Lockout/Tagout

Safety begins with adequate planning and preparation. In order to prevent accidents or injuries, effective safety policies must be in place, and plant workers and contractors must be familiar with and strictly follow the following safety procedures. Important safety requirements in the operation of a photovoltaic power station include proper use of the lock/tag procedure (LOTO), proper use of personal protective equipment (PPE), safe disconnection of live circuits, and careful observation and compliance with all signs and warnings associated with photovoltaic systems.

1. Lockout/Tagout

The purpose of the lockout/tagout process is to ensure that the plant personnel strictly follow these safe practices - always turn off power before maintaining the system. In 29 CFR1910.147 contains the corresponding terms for locking/listing.

When equipment repairs are carried out and safety precautions are removed, the operations personnel must either contact a part of his body with the operating part of the machine or enter the dangerous area during operation of the machine and then lock/tag it.

Steps of lockout/tagout:

• inform others that the device will be turned off;

• perform controlled shutdown to shut down the equipment;

• turn on all energy isolation devices marked with specific lockout/tagout procedures;

• lock all energy isolators and tag all locked energy isolators;

• release stored or surplus energy;

• verify that the device is completely disconnected by attempting to operate the device;

• verify that the device is completely disconnected by the voltmeter detecting the voltage.

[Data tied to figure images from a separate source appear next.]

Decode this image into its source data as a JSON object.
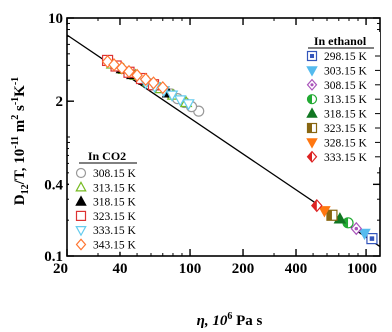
{
  "chart_data": {
    "type": "scatter",
    "title": "",
    "xlabel": "η, 10^6 Pa s",
    "xlabel_parts": {
      "main": "η, 10",
      "sup": "6",
      "rest": " Pa s"
    },
    "ylabel": "D12/T, 10^-11 m^2 s^-1 K^-1",
    "ylabel_parts": {
      "d": "D",
      "sub": "12",
      "mid": "/T, 10",
      "sup1": "-11",
      "m": " m",
      "sup2": "2",
      "s": " s",
      "sup3": "-1",
      "k": "K",
      "sup4": "-1"
    },
    "x_scale": "log",
    "y_scale": "log",
    "xlim": [
      20,
      1200
    ],
    "ylim": [
      0.1,
      10
    ],
    "x_ticks": [
      20,
      40,
      100,
      200,
      400,
      1000
    ],
    "x_tick_labels": [
      "20",
      "40",
      "100",
      "200",
      "400",
      "1000"
    ],
    "y_ticks": [
      0.1,
      0.4,
      2,
      10
    ],
    "y_tick_labels": [
      "0.1",
      "0.4",
      "2",
      "10"
    ],
    "grid": false,
    "fit_line": {
      "x": [
        20,
        1200
      ],
      "y": [
        7.2,
        0.12
      ]
    },
    "legends": [
      {
        "title": "In ethanol",
        "placement": "top-right",
        "entries": [
          "298.15 K",
          "303.15 K",
          "308.15 K",
          "313.15 K",
          "318.15 K",
          "323.15 K",
          "328.15 K",
          "333.15 K"
        ]
      },
      {
        "title": "In CO2",
        "placement": "bottom-left",
        "entries": [
          "308.15 K",
          "313.15 K",
          "318.15 K",
          "323.15 K",
          "333.15 K",
          "343.15 K"
        ]
      }
    ],
    "series": [
      {
        "name": "298.15 K",
        "group": "ethanol",
        "marker": "square-dot",
        "color": "#3355bb",
        "filled": false,
        "points": [
          [
            1080,
            0.14
          ]
        ]
      },
      {
        "name": "303.15 K",
        "group": "ethanol",
        "marker": "triangle-down",
        "color": "#55bbee",
        "filled": true,
        "points": [
          [
            980,
            0.155
          ]
        ]
      },
      {
        "name": "308.15 K",
        "group": "ethanol",
        "marker": "diamond-dot",
        "color": "#aa55bb",
        "filled": false,
        "points": [
          [
            880,
            0.17
          ]
        ]
      },
      {
        "name": "313.15 K",
        "group": "ethanol",
        "marker": "half-circle",
        "color": "#22aa33",
        "filled": true,
        "points": [
          [
            790,
            0.19
          ]
        ]
      },
      {
        "name": "318.15 K",
        "group": "ethanol",
        "marker": "triangle-up",
        "color": "#117722",
        "filled": true,
        "points": [
          [
            710,
            0.205
          ]
        ]
      },
      {
        "name": "323.15 K",
        "group": "ethanol",
        "marker": "half-square",
        "color": "#886611",
        "filled": true,
        "points": [
          [
            640,
            0.22
          ]
        ]
      },
      {
        "name": "328.15 K",
        "group": "ethanol",
        "marker": "triangle-down",
        "color": "#ff7711",
        "filled": true,
        "points": [
          [
            580,
            0.24
          ]
        ]
      },
      {
        "name": "333.15 K",
        "group": "ethanol",
        "marker": "diamond-half",
        "color": "#dd2222",
        "filled": true,
        "points": [
          [
            525,
            0.265
          ]
        ]
      },
      {
        "name": "308.15 K",
        "group": "co2",
        "marker": "circle",
        "color": "#999999",
        "filled": false,
        "points": [
          [
            112,
            1.65
          ],
          [
            102,
            1.8
          ],
          [
            93,
            1.95
          ],
          [
            85,
            2.1
          ],
          [
            78,
            2.3
          ]
        ]
      },
      {
        "name": "313.15 K",
        "group": "co2",
        "marker": "triangle-up",
        "color": "#77bb22",
        "filled": false,
        "points": [
          [
            95,
            1.95
          ],
          [
            80,
            2.25
          ],
          [
            68,
            2.55
          ],
          [
            58,
            2.9
          ],
          [
            49,
            3.3
          ],
          [
            42,
            3.7
          ],
          [
            36,
            4.1
          ]
        ]
      },
      {
        "name": "318.15 K",
        "group": "co2",
        "marker": "triangle-up",
        "color": "#000000",
        "filled": true,
        "points": [
          [
            75,
            2.35
          ],
          [
            64,
            2.7
          ],
          [
            55,
            3.0
          ],
          [
            47,
            3.35
          ],
          [
            41,
            3.75
          ]
        ]
      },
      {
        "name": "323.15 K",
        "group": "co2",
        "marker": "square",
        "color": "#dd3333",
        "filled": false,
        "points": [
          [
            62,
            2.75
          ],
          [
            53,
            3.1
          ],
          [
            45,
            3.5
          ],
          [
            38,
            3.95
          ],
          [
            34,
            4.4
          ]
        ]
      },
      {
        "name": "333.15 K",
        "group": "co2",
        "marker": "triangle-down",
        "color": "#66ccee",
        "filled": false,
        "points": [
          [
            98,
            1.9
          ],
          [
            88,
            2.05
          ],
          [
            79,
            2.25
          ],
          [
            71,
            2.45
          ],
          [
            63,
            2.65
          ],
          [
            56,
            2.85
          ]
        ]
      },
      {
        "name": "343.15 K",
        "group": "co2",
        "marker": "diamond",
        "color": "#ff7733",
        "filled": false,
        "points": [
          [
            34,
            4.3
          ],
          [
            37,
            4.05
          ],
          [
            41,
            3.8
          ],
          [
            45,
            3.55
          ],
          [
            50,
            3.3
          ],
          [
            56,
            3.05
          ],
          [
            62,
            2.85
          ],
          [
            70,
            2.6
          ]
        ]
      }
    ]
  }
}
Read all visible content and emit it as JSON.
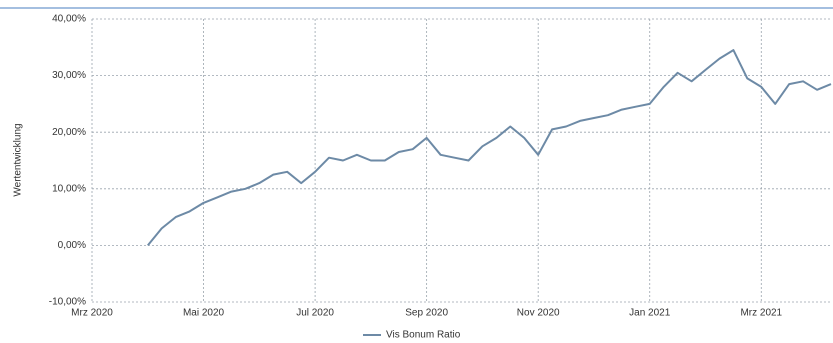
{
  "chart_data": {
    "type": "line",
    "y_label": "Wertentwicklung",
    "categories": [
      "Mrz 2020",
      null,
      null,
      null,
      null,
      null,
      null,
      null,
      "Mai 2020",
      null,
      null,
      null,
      null,
      null,
      null,
      null,
      "Jul 2020",
      null,
      null,
      null,
      null,
      null,
      null,
      null,
      "Sep 2020",
      null,
      null,
      null,
      null,
      null,
      null,
      null,
      "Nov 2020",
      null,
      null,
      null,
      null,
      null,
      null,
      null,
      "Jan 2021",
      null,
      null,
      null,
      null,
      null,
      null,
      null,
      "Mrz 2021",
      null,
      null,
      null,
      null,
      null
    ],
    "series": [
      {
        "name": "Vis Bonum Ratio",
        "color": "#6d8aa6",
        "values": [
          null,
          null,
          null,
          null,
          0,
          3,
          5,
          6,
          7.5,
          8.5,
          9.5,
          10,
          11,
          12.5,
          13,
          11,
          13,
          15.5,
          15,
          16,
          15,
          15,
          16.5,
          17,
          19,
          16,
          15.5,
          15,
          17.5,
          19,
          21,
          19,
          16,
          20.5,
          21,
          22,
          22.5,
          23,
          24,
          24.5,
          25,
          28,
          30.5,
          29,
          31,
          33,
          34.5,
          29.5,
          28,
          25,
          28.5,
          29,
          27.5,
          28.5
        ]
      }
    ],
    "ylim": [
      -10,
      40
    ],
    "yticks": [
      {
        "value": -10,
        "label": "-10,00%"
      },
      {
        "value": 0,
        "label": "0,00%"
      },
      {
        "value": 10,
        "label": "10,00%"
      },
      {
        "value": 20,
        "label": "20,00%"
      },
      {
        "value": 30,
        "label": "30,00%"
      },
      {
        "value": 40,
        "label": "40,00%"
      }
    ],
    "grid": true
  }
}
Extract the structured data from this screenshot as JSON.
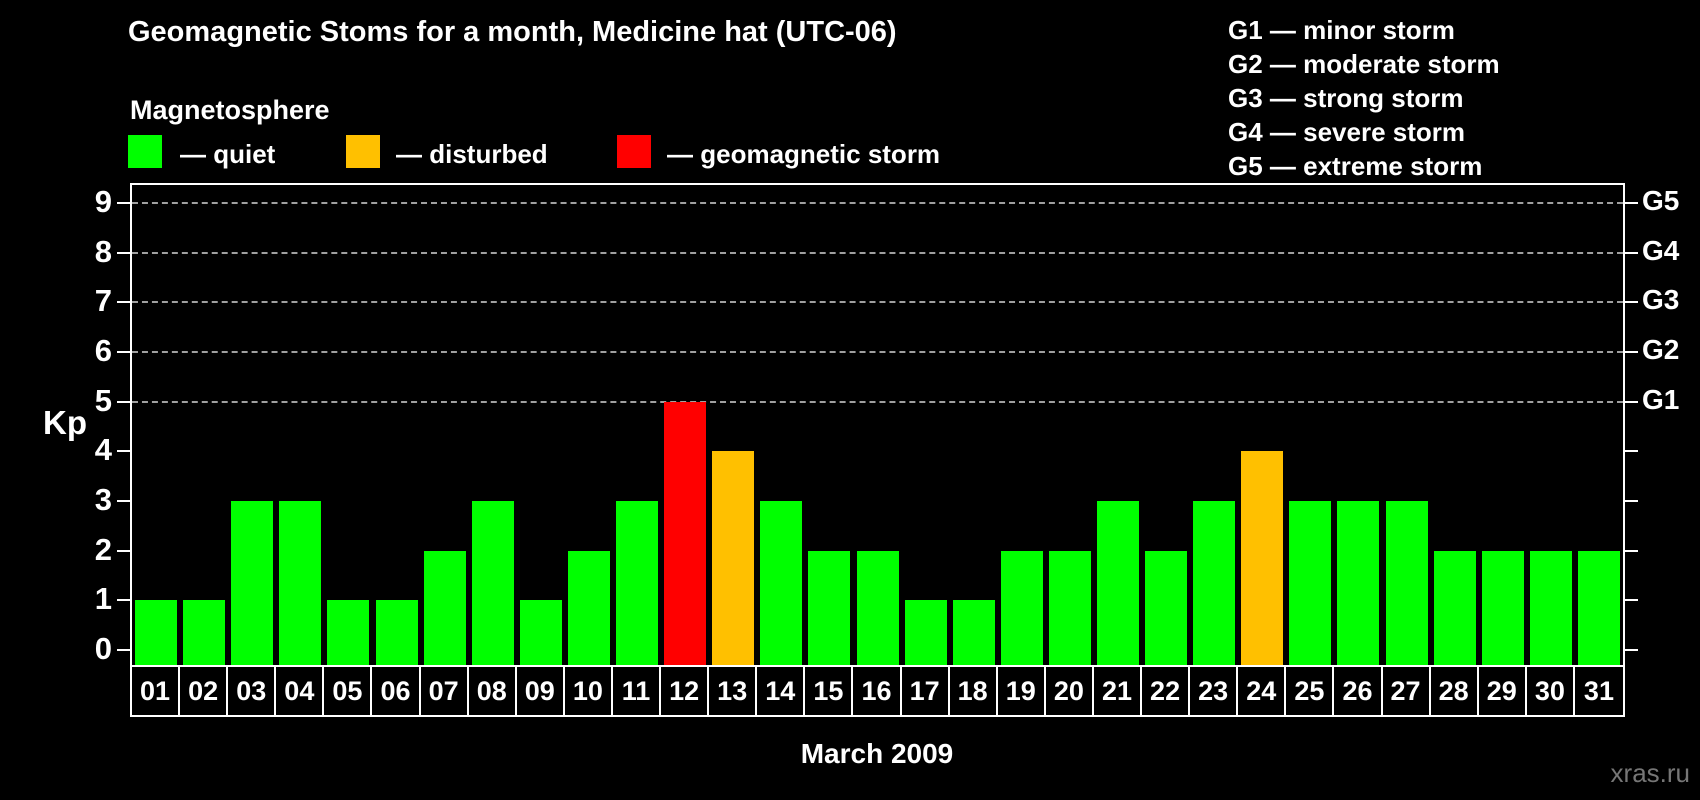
{
  "header": {
    "title": "Geomagnetic Stoms for a month, Medicine hat (UTC-06)",
    "subtitle": "Magnetosphere"
  },
  "legend": {
    "items": [
      {
        "name": "quiet",
        "label": "— quiet",
        "color": "#00FF00"
      },
      {
        "name": "disturbed",
        "label": "— disturbed",
        "color": "#FFC000"
      },
      {
        "name": "storm",
        "label": "— geomagnetic storm",
        "color": "#FF0000"
      }
    ]
  },
  "g_scale_legend": [
    "G1 — minor storm",
    "G2 — moderate storm",
    "G3 — strong storm",
    "G4 — severe storm",
    "G5 — extreme storm"
  ],
  "watermark": "xras.ru",
  "chart_data": {
    "type": "bar",
    "title": "Geomagnetic Stoms for a month, Medicine hat (UTC-06)",
    "xlabel": "March 2009",
    "ylabel": "Kp",
    "ylim": [
      0,
      9
    ],
    "y_ticks": [
      "0",
      "1",
      "2",
      "3",
      "4",
      "5",
      "6",
      "7",
      "8",
      "9"
    ],
    "grid": "horizontal dashed lines at Kp 5,6,7,8,9",
    "legend_position": "top",
    "right_axis_labels": [
      {
        "value": 5,
        "label": "G1"
      },
      {
        "value": 6,
        "label": "G2"
      },
      {
        "value": 7,
        "label": "G3"
      },
      {
        "value": 8,
        "label": "G4"
      },
      {
        "value": 9,
        "label": "G5"
      }
    ],
    "categories": [
      "01",
      "02",
      "03",
      "04",
      "05",
      "06",
      "07",
      "08",
      "09",
      "10",
      "11",
      "12",
      "13",
      "14",
      "15",
      "16",
      "17",
      "18",
      "19",
      "20",
      "21",
      "22",
      "23",
      "24",
      "25",
      "26",
      "27",
      "28",
      "29",
      "30",
      "31"
    ],
    "values": [
      1,
      1,
      3,
      3,
      1,
      1,
      2,
      3,
      1,
      2,
      3,
      5,
      4,
      3,
      2,
      2,
      1,
      1,
      2,
      2,
      3,
      2,
      3,
      4,
      3,
      3,
      3,
      2,
      2,
      2,
      2
    ],
    "statuses": [
      "quiet",
      "quiet",
      "quiet",
      "quiet",
      "quiet",
      "quiet",
      "quiet",
      "quiet",
      "quiet",
      "quiet",
      "quiet",
      "storm",
      "disturbed",
      "quiet",
      "quiet",
      "quiet",
      "quiet",
      "quiet",
      "quiet",
      "quiet",
      "quiet",
      "quiet",
      "quiet",
      "disturbed",
      "quiet",
      "quiet",
      "quiet",
      "quiet",
      "quiet",
      "quiet",
      "quiet"
    ],
    "colors": {
      "quiet": "#00FF00",
      "disturbed": "#FFC000",
      "storm": "#FF0000"
    }
  }
}
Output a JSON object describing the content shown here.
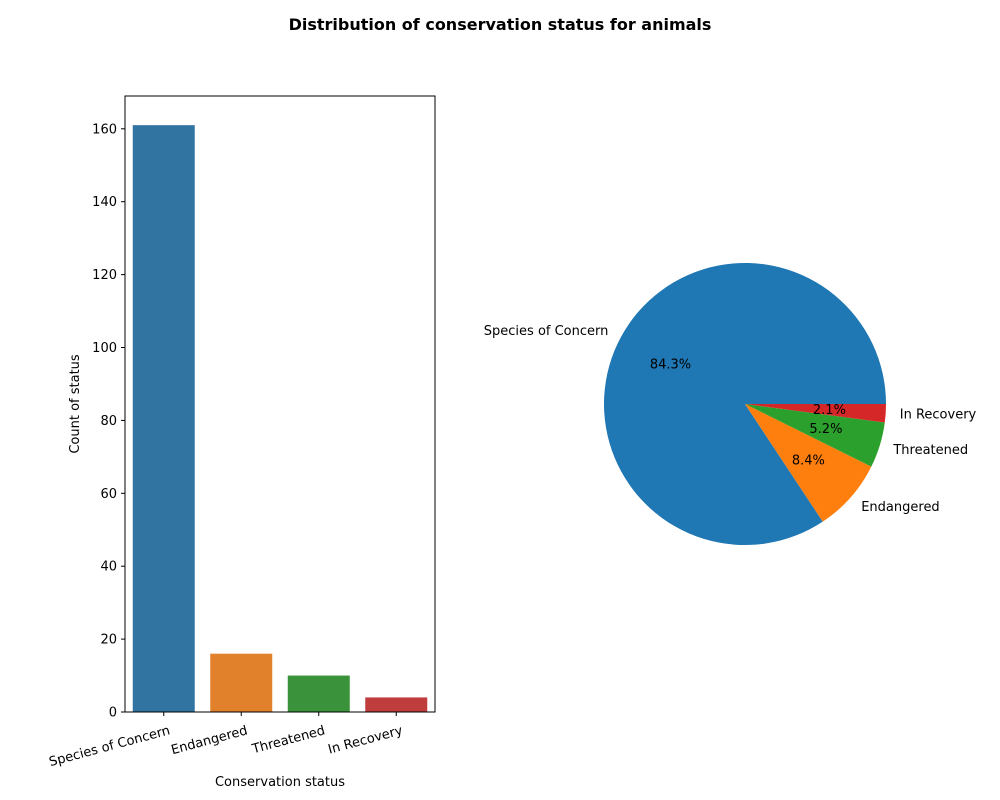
{
  "figure": {
    "title": "Distribution of conservation status for animals"
  },
  "chart_data": [
    {
      "type": "bar",
      "categories": [
        "Species of Concern",
        "Endangered",
        "Threatened",
        "In Recovery"
      ],
      "values": [
        161,
        16,
        10,
        4
      ],
      "xlabel": "Conservation status",
      "ylabel": "Count of status",
      "ylim": [
        0,
        169
      ],
      "yticks": [
        0,
        20,
        40,
        60,
        80,
        100,
        120,
        140,
        160
      ],
      "colors": [
        "#3274a1",
        "#e1812c",
        "#3a923a",
        "#c03d3e"
      ],
      "grid": false,
      "xtick_rotation_deg": 15
    },
    {
      "type": "pie",
      "labels": [
        "Species of Concern",
        "Endangered",
        "Threatened",
        "In Recovery"
      ],
      "values": [
        161,
        16,
        10,
        4
      ],
      "percent_labels": [
        "84.3%",
        "8.4%",
        "5.2%",
        "2.1%"
      ],
      "colors": [
        "#1f77b4",
        "#ff7f0e",
        "#2ca02c",
        "#d62728"
      ],
      "direction": "counterclockwise",
      "start_angle_deg": 0
    }
  ]
}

The correct lockout/tagout procedure labels include:

• name, date and location of the person who placed the lock/tag program;

• detailed information about specific device shutdown specifications;

• a list of all energy and separation devices;

• labels indicate the nature and magnitude of potential or residual energy stored on the device.

During maintenance, the device should be locked and unlocked only by those who are locked. Locking devices, such as padlocks, should be approved by the lockout/tagout procedure. Safety protocols should be followed to inform others that the device is about to be energized before rewiring.

2. Personal protective devices and other safety devices

3. Operations and maintenance personnel must understand the personal protective devices required for a particular job and wear them upon completion of the operation. Personal protection includes fall protection, arc protection, fire protection clothing, heat insulation gloves, safety boots and safety glasses. The ppe is designed to help operations personnel minimize exposure to the photovoltaic system itself. For potential hazards of photovoltaic systems, the selection of appropriate personal protective devices is critical to the safe completion of work. All plant personnel must be trained in identifying hazards and selecting appropriate personal protective equipment to eliminate or reduce their occurrence.